The government should also jump start massive new investments in non-polluting and non-oil using technologies for producing electricity. Solar, wind, geo-thermal and biomass -- these are the energy sources of the 21st century, not oil and natural gas from politically unstable regions.

The debate over changing our travel habits in the U.S. in response to the horrific hijackings cannot be limited to adapting new security precautions at the nation's overburdened airports. There were undoubtedly many ways the terrorists could have eluded our slapdash airport security precautions. Long lines of harried travelers brushing past the underpaid rent-a-guards at x-ray checkpoints pose almost no deterrence to the determined mass murderer.

Yet the outlook for the nation's airports in the coming decades promises even bigger crowds and longer lines. Moreover, as long as the current economics of the airline industry are in place -- with their thin operating margins in good times and massive losses in bad times -- improving the quality of airport security could prove very difficult to finance.

But there's a way around this dilemma. The nation should resolve now to end gridlock at its airports by eliminating all flights of up to 300 miles. How?
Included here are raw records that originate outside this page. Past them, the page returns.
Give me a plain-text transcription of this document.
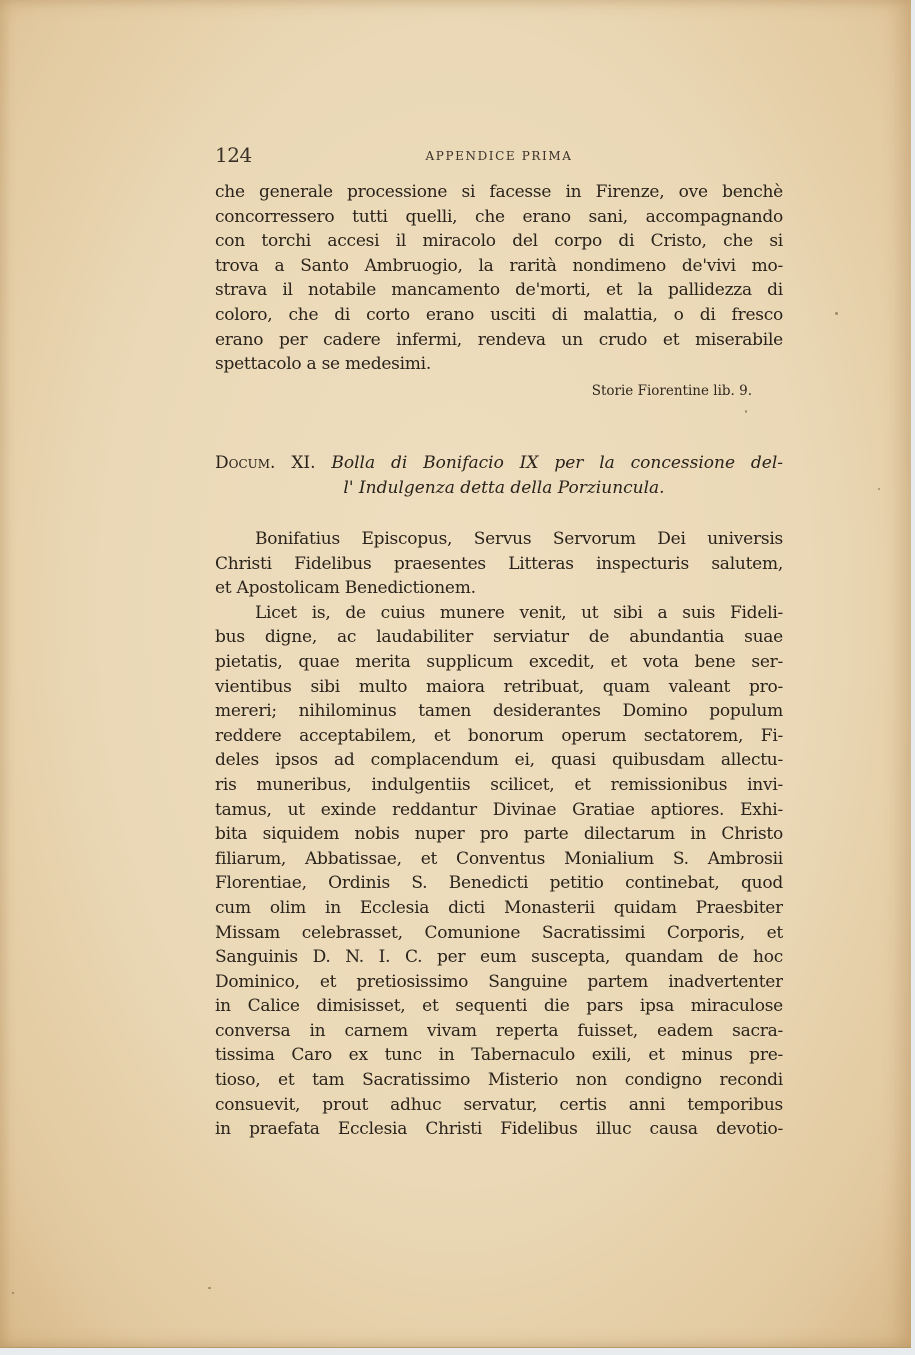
124	APPENDICE PRIMA
che generale processione si facesse in Firenze, ove benchè
concorressero tutti quelli, che erano sani, accompagnando
con torchi accesi il miracolo del corpo di Cristo, che si
trova a Santo Ambruogio, la rarità nondimeno de'vivi mo-
strava il notabile mancamento de'morti, et la pallidezza di
coloro, che di corto erano usciti di malattia, o di fresco
erano per cadere infermi, rendeva un crudo et miserabile
spettacolo a se medesimi.
Storie Fiorentine lib. 9.
Docum. XI. Bolla di Bonifacio IX per la concessione del-
l' Indulgenza detta della Porziuncula.
Bonifatius Episcopus, Servus Servorum Dei universis
Christi Fidelibus praesentes Litteras inspecturis salutem,
et Apostolicam Benedictionem.
Licet is, de cuius munere venit, ut sibi a suis Fideli-
bus digne, ac laudabiliter serviatur de abundantia suae
pietatis, quae merita supplicum excedit, et vota bene ser-
vientibus sibi multo maiora retribuat, quam valeant pro-
mereri; nihilominus tamen desiderantes Domino populum
reddere acceptabilem, et bonorum operum sectatorem, Fi-
deles ipsos ad complacendum ei, quasi quibusdam allectu-
ris muneribus, indulgentiis scilicet, et remissionibus invi-
tamus, ut exinde reddantur Divinae Gratiae aptiores. Exhi-
bita siquidem nobis nuper pro parte dilectarum in Christo
filiarum, Abbatissae, et Conventus Monialium S. Ambrosii
Florentiae, Ordinis S. Benedicti petitio continebat, quod
cum olim in Ecclesia dicti Monasterii quidam Praesbiter
Missam celebrasset, Comunione Sacratissimi Corporis, et
Sanguinis D. N. I. C. per eum suscepta, quandam de hoc
Dominico, et pretiosissimo Sanguine partem inadvertenter
in Calice dimisisset, et sequenti die pars ipsa miraculose
conversa in carnem vivam reperta fuisset, eadem sacra-
tissima Caro ex tunc in Tabernaculo exili, et minus pre-
tioso, et tam Sacratissimo Misterio non condigno recondi
consuevit, prout adhuc servatur, certis anni temporibus
in praefata Ecclesia Christi Fidelibus illuc causa devotio-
By building a high-speed rail system in this country that will get people to their business and pleasure destinations just as fast, if not faster, and at less cost and with more comfort than current air travel.

A crash program now could have a modern, high-speed rail system in place in ten years that would largely eliminate the Washington-New York and New York-Boston shuttles; link the cities within Florida and Texas; hub-and-spoke the checkerboard-patterned cities of the Upper Midwest; run up and down the West Coast. It's a crash program that would create tens of thousands of new jobs in every section of the country.

Then, the airlines could adopt continental schedules that fill up their planes. Do competing airlines really need to send planes from Boston to Los Angeles every hour that are only one-third filled?

Businesses can adapt by altering their business schedules, and airlines can drop their ruinous competition for the limited trans-continental market. High-speed rail and full planes will mean less frequent aircraft departures and less crowded airports. That will give the airlines and airport authorities time to carry out the sophisticated and appropriate security measures that must be adapted in the wake of this week's terrorist assault. Those flights may cost more, but it's a small price to pay.

These are just some of the home front programs that the American people can unite behind now to combat terrorism within our borders. They're practical. They're high-tech. And they will give the economy a boost.

And most important, they will unite the home front in the war against terrorism in a way that doesn't sacrifice our basic freedoms.